The world’s ten richest men more than doubled their fortunes from $700 billion to $1.5 trillion —at a rate of $15,000 per second or $1.3 billion a day— during the first two years of a pandemic that has seen the incomes of 99 percent of humanity fall and over 160 million more people forced into poverty.
In a new briefing called “Inequality Kills,” which was published ahead of the World Economic Forum’s Davos Agenda, Oxfam says that inequality is contributing to the death of at least 21,000 people each day, or one person every four seconds. This is a conservative finding based on deaths globally from lack of access to healthcare, gender-based violence, hunger, and climate breakdown.
If these ten men were to lose 99.999 percent of their wealth tomorrow, they would still be richer than 99 percent of all the people on this planet. They now have six times more wealth than the poorest 3.1 billion people.Gabriela Bucher, Oxfam International’s Executive Director
Billionaires’ wealth has risen more since Covid-19 began than it has in the last 14 years. At $5 trillion dollars, this is the biggest surge in billionaire wealth since records began. Oxfam believes that one-off 99 percent tax on the ten richest men’s pandemic windfalls could pay:
- To make enough vaccines for the world;
- To provide universal healthcare and social protection, fund climate adaptation and reduce gender-based violence in over 80 countries;
- All this, while still leaving these men $8 billion better off than they were before the pandemic.
Extreme inequality is a form of economic violence, where policies and political decisions that perpetuate the wealth and power of a privileged few result in direct harm to the vast majority of ordinary people across the world and the planet itself.
The pandemic has set gender parity back from 99 years to now 135 years. Women collectively lost $800 billion in earnings in 2020, with 13 million fewer women in work now than there were in 2019. 252 men have more wealth than all 1 billion women and girls in Africa and Latin America and the Caribbean combined.
It has also hit racialized groups hardest. During the second wave of the pandemic in England, people of Bangladeshi origin were five times more likely to die of COVID-19 than the White British population. Black people in Brazil are 1.5 times more likely to die from Covid-19 than White people. In the US, 3.4 million Black Americans would be alive today if their life expectancy was the same as White people —this is directly linked to historical racism and colonialism.
Inequality between countries is expected to rise for the first time in a generation. Developing countries, denied access to sufficient vaccines because of rich governments’ protection of pharmaceutical corporations’ monopolies, have been forced to slash social spending as their debt levels spiral and now face the prospect of austerity measures. The proportion of people with Covid-19 who die from the virus in developing countries is roughly double that in rich countries.
Inequality at such pace and scale is happening by choice, not chance. Not only have our economic structures made all of us less safe against this pandemic. They are enabling those who are already extremely rich to exploit this crisis for their own profit.Gabriela Bucher, Oxfam International’s Executive Director
Despite the huge cost of fighting the pandemic, in the past two years rich country governments have failed to increase taxes on the wealth of the richest and continued to privatize public goods such as vaccine science. They have encouraged corporate monopolies to such a degree that in the pandemic period alone, the increase in market concentration threatens to be more in one year than in the past 15 years from 2000 to 2015.
Inequality goes to the heart of the climate crisis, as the richest 1 percent emit more than twice as much CO2 as the bottom 50 percent of the world, driving climate change throughout 2020 and 2021 that has contributed to wildfires, floods, tornadoes, crop failures and hunger.
The report notes the significance of the world’s two largest economies —the US and China—starting to consider policies that reduce inequality, including by passing higher tax rates on the rich and taking action against monopolies. Some of Oxfam’s recommendations include:
- Claw back the gains made by billionaires by taxing this huge new wealth made since the start of the pandemic through permanent wealth and capital taxes.

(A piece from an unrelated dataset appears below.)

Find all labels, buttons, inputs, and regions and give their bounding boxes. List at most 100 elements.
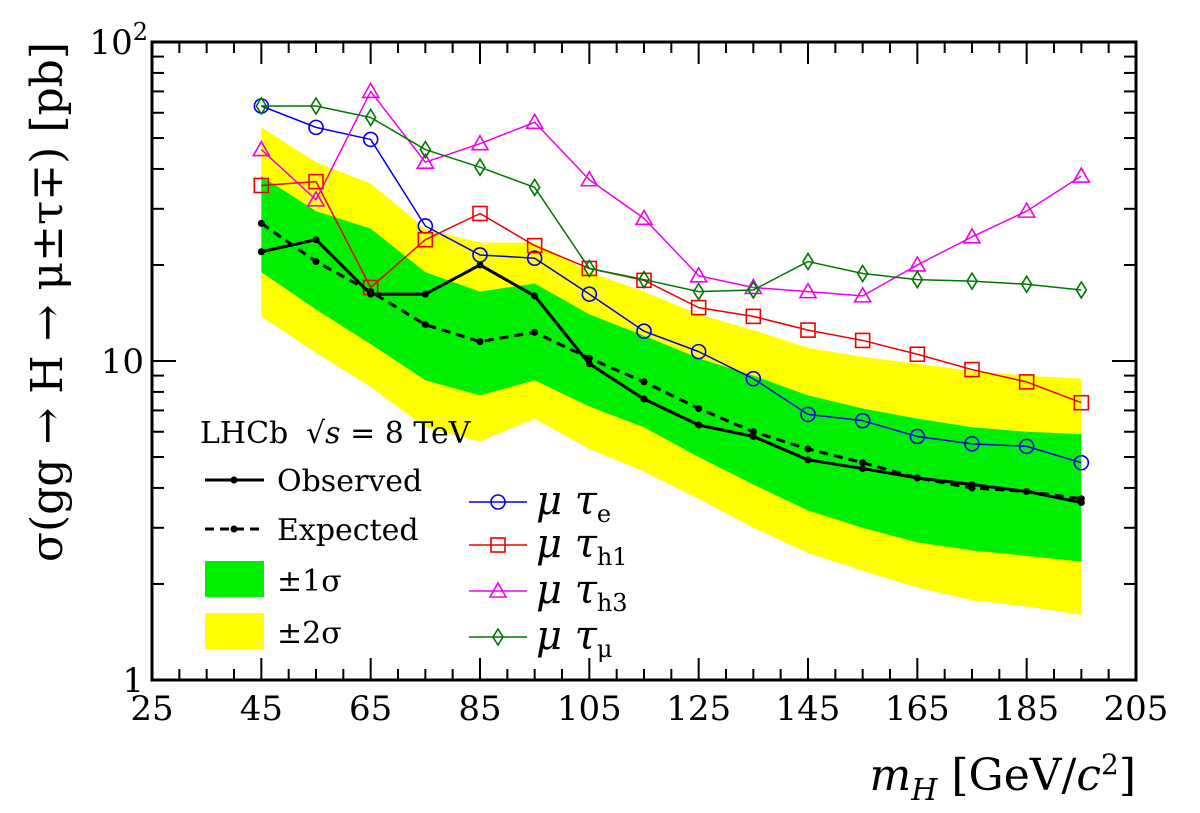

- Invest the trillions that could be raised by these taxes toward progressive spending on universal healthcare and social protection, climate change adaptation, and gender-based violence prevention and programming.
- Tackle sexist and racist laws that discriminate against women and racialized people and create new gender-equal laws to uproot violence and discrimination. All sectors of society must urgently define policies that will ensure women, racialized and other oppressed groups are represented in all decision-making spaces.
- End laws that undermine the rights of workers to unionize and strike, and set up stronger legal standards to protect them.
- Rich governments must immediately waive intellectual property rules over Covid-19 vaccine technologies to allow more countries to produce safe and effective vaccines to usher in the end of the pandemic.